Yesterday night, NVIDIA announced its Q2 earnings. It reported revenue of about $46.7 billion, up 56% from last year, with net income soaring to $26.4 billion. Earnings per share beat expectations, driven by record data center sales and strong demand for its new Blackwell AI chips. More specifically, the company beat analysts’ estimates across the board but for 1 notable exception. The mean quarterly Data Center Revenue estimate for the quarter was $41.293 billion, but NVIDIA only managed to book $41.096 billion–a miss by -0.48%. That’s right by less than 1%. Now, I don’t know about you, but for me… well, I am OK with it. Remember, what is typically reported as “estimates” is an average of what 39 analysts are expecting. In other words, 39 smart analysts struggled with that line exercise I described before. Based on what they hear from the company, some of them tailed their line more aggressively than others. In the end, Bloomberg simply took an average of all those eager finance bros and shockingly, NVIDIA came up short–by less than 1%. The range of estimates, by the way, was pretty wide with a low coming in at $39.4 billion and a high of $47.5 billion. So, yeah, it would have been awesome if NVIDIA’s report exceeded the high estimate, but alas it only missed the mean consensus by less than 1%. I am hoping that you are picking up on my tongue-in-cheek description here. NVIDIA had a great quarter, hands down.

 

AI is still in its early days. Its core infrastructure is still being developed. That core infrastructure is not like a sports arena–built and updated every 25 years. No, once built, there is constant demand to make it faster and more efficient. To do that more chips–faster more efficient ones–are required. Think about your smartphone or computer. It felt so fast when you got it, but over time as the applications got more complicated, the old hardware became quickly outdated. This analogy can be applied to AI infrastructure, which is only at the beginning of its many-years-hence growth cycle. At the core of that is NVIDIA and any of its competitors.
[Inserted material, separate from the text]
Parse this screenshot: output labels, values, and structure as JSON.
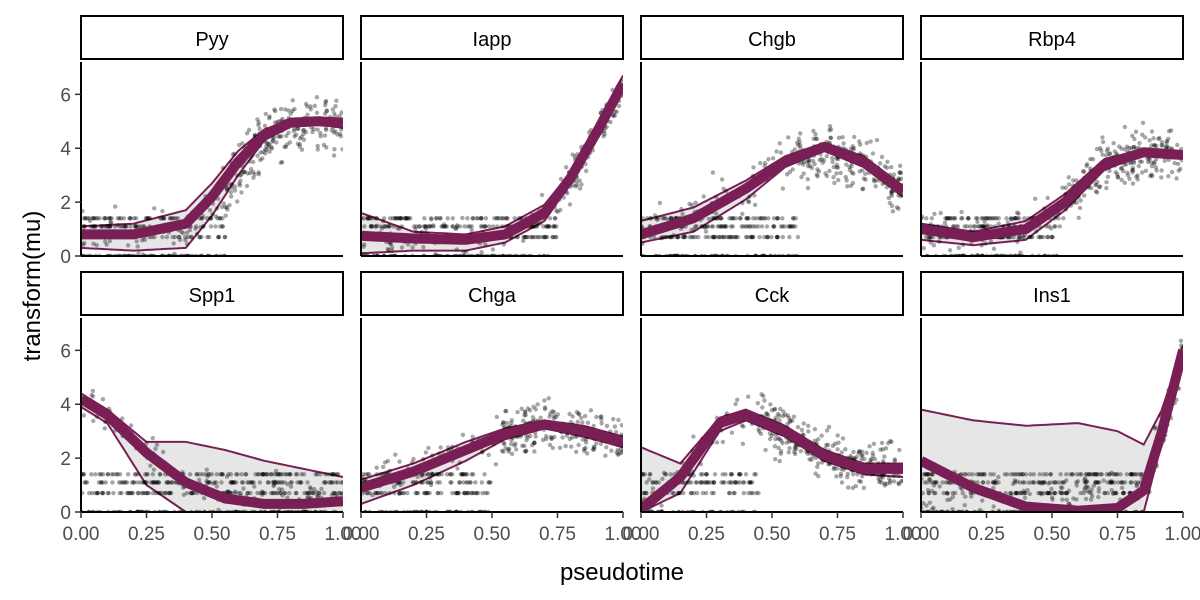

There are some, but no one comes even close–NVIDIA is a clear winner with a large headstart and mote.

 

So what can go wrong? We have established that it is a leader in a rapidly growing market. Well, regulations can hamper growth. We have witnessed that with the company’s H20 chip sales to China being restricted. Despite workarounds being proposed by the administration, the restrictions will ultimately impact the company’s earnings. But wait, the company removed all H20 sales from its models, and it still has the healthy prospects we love. If the company finds a resolution, it is only upside–a put. Also, bear in mind, the company’s competitors will be limited by the same restrictions. Folks, there are really only 2 things that can go wrong with this scenario: a management slip up or a technological failure.

 

Management will have to continue delivering on the high expectations of its customers not only on delivery of existing orders but on the evolution of the technology. To date, the current products appear to be operating as promised. Big market: ✅, early stages of growth ✅, market leader: ✅, competent management: ✅, high barriers to competition: ✅, technology performance: ✅. Challenges: regulatory. My friends, I think that it is safe to say that a solid investment thesis on NVIDIA still holds. This is no bridge for sale! 

 

Will it last forever? Of course not, we all know that carrying capacity is out there in the future, but we are not there yet–nowhere near. You wanna sit and wait for it? Be my guest, look around the globe for stocks which offer similar, credible upside opportunities and call me when you find some.

 

YESTERDAY’S MARKETS

Stocks gained yesterday as optimistic investors awaited NVIDIA's earnings announcement. The optimism was enough to drive the S&P 500 to a fresh high. And to think, just a week ago, the media was talking about an AI Winter.